New lead on infamous 1990 Boston art heist
A former District Attorney for Norfolk County said one of his former clients may be able to identify a person seen in surveillance video the day before the 1990 art heist at Boston’s Isabella Steward Gardner Museum.
Burke, now a lawyer in Quincy, told the Patriot Ledger that a client of his believes the person shown in recently-released surveillance footage is an acquaintance who handled antiques in the past.
Last week the Justice Department, along with the FBI released video of a man entering the museum, against security protocol, the night before the theft.
Boston U.S. Attorney Carmen Ortiz said in a statement Thursday that the Gardner thieves took the museum surveillance film recorded the evening of the robbery, but overlooked footage from the night before.
One tip included the identity of a man seen leaving the museum the night before it was robbed.
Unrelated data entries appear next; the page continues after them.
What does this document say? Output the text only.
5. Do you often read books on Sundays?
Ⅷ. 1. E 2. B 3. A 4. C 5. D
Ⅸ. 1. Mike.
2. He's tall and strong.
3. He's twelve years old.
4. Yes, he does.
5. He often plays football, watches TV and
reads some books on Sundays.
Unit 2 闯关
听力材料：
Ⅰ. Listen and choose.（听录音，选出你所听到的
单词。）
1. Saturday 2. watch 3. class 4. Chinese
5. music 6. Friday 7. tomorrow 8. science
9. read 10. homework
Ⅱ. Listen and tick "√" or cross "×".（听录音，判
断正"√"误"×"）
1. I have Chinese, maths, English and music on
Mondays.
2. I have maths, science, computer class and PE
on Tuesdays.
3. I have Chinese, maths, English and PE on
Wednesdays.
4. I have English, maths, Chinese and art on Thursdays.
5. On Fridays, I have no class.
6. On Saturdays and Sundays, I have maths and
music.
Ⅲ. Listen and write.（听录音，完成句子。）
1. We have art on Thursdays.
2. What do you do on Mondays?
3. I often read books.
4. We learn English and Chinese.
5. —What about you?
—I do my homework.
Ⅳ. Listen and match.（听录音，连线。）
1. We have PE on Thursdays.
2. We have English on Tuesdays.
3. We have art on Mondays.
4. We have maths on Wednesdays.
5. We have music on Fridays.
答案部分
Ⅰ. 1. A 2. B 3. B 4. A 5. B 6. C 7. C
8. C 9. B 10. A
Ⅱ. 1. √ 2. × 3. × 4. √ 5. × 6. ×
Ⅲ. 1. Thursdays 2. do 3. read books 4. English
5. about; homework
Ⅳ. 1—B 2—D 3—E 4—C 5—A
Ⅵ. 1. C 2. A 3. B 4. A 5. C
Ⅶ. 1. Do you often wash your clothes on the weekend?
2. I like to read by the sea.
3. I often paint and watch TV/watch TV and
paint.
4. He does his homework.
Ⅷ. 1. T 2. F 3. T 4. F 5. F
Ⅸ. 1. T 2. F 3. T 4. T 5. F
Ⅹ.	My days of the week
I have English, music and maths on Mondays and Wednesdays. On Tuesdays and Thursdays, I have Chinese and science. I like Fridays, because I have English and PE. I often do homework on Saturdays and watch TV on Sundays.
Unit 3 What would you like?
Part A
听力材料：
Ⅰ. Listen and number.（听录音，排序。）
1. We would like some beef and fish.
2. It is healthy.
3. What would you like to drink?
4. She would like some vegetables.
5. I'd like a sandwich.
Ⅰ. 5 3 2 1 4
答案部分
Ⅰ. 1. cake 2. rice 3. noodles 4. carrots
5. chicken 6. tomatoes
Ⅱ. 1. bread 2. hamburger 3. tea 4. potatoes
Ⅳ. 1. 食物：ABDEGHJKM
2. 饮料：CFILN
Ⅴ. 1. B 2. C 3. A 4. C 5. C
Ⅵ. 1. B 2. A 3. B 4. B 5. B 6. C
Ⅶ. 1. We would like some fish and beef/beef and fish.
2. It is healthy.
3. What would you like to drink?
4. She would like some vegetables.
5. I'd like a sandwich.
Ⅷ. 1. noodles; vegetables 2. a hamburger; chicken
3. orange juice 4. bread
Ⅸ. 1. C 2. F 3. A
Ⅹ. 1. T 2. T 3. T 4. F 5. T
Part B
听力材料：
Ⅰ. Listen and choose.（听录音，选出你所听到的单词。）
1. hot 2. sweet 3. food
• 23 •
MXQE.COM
Investigators have kept an eye on him and his bank accounts for the simple reason that, according to F.B.I. statistics, most art heists involve someone on the inside.
“I would appeal to the bad guys in their realm to say, you know, we all have a chance of redemption, and our chance of redemption is our children and our grandchildren”, Kurkjian said. The misplaced works are valued at $500 million.
Among the stolen artwork were Vermeer’s “The Concert”, three Rembrandt paintings, Manet’s “Chez Tortoni,” five drawings by Degas, an ancient Chinese vase dating back to the Shang Dynasty (1600-1046 BC), and a golden eagle from a Napoleonic flag.
Authorities have said that on March 18, 1990, two men dressed in Boston police uniforms gained entrance to the museum by telling the security guard at the watch desk that they were responding to a report of a disturbance.
“We will take all our leads seriously, ” said Federal Bureau of Investigation spokeswoman Kristen Setera, who declined to comment on Burke’s tip.
The video shows a man exiting the automobile and then being allowed inside the museum, against museum policy, by a security guard. Abath lives in Vermont and has written his own book about the crime. He also let the unidentified man into the museum the night before, according to several people familiar with the investigation. But he has long denied any role in the heist.
Most of the FBI’s early suspects within the case – most concerned in organized crime within the Boston space – at the moment are lifeless.
“By releasing this video, we hope to generate meaningful leads and ultimately recover the stolen artwork”.
“I’d love to see that this may be the key to breaking that case and finding all those wonderful paintings that were stolen”, Burke said.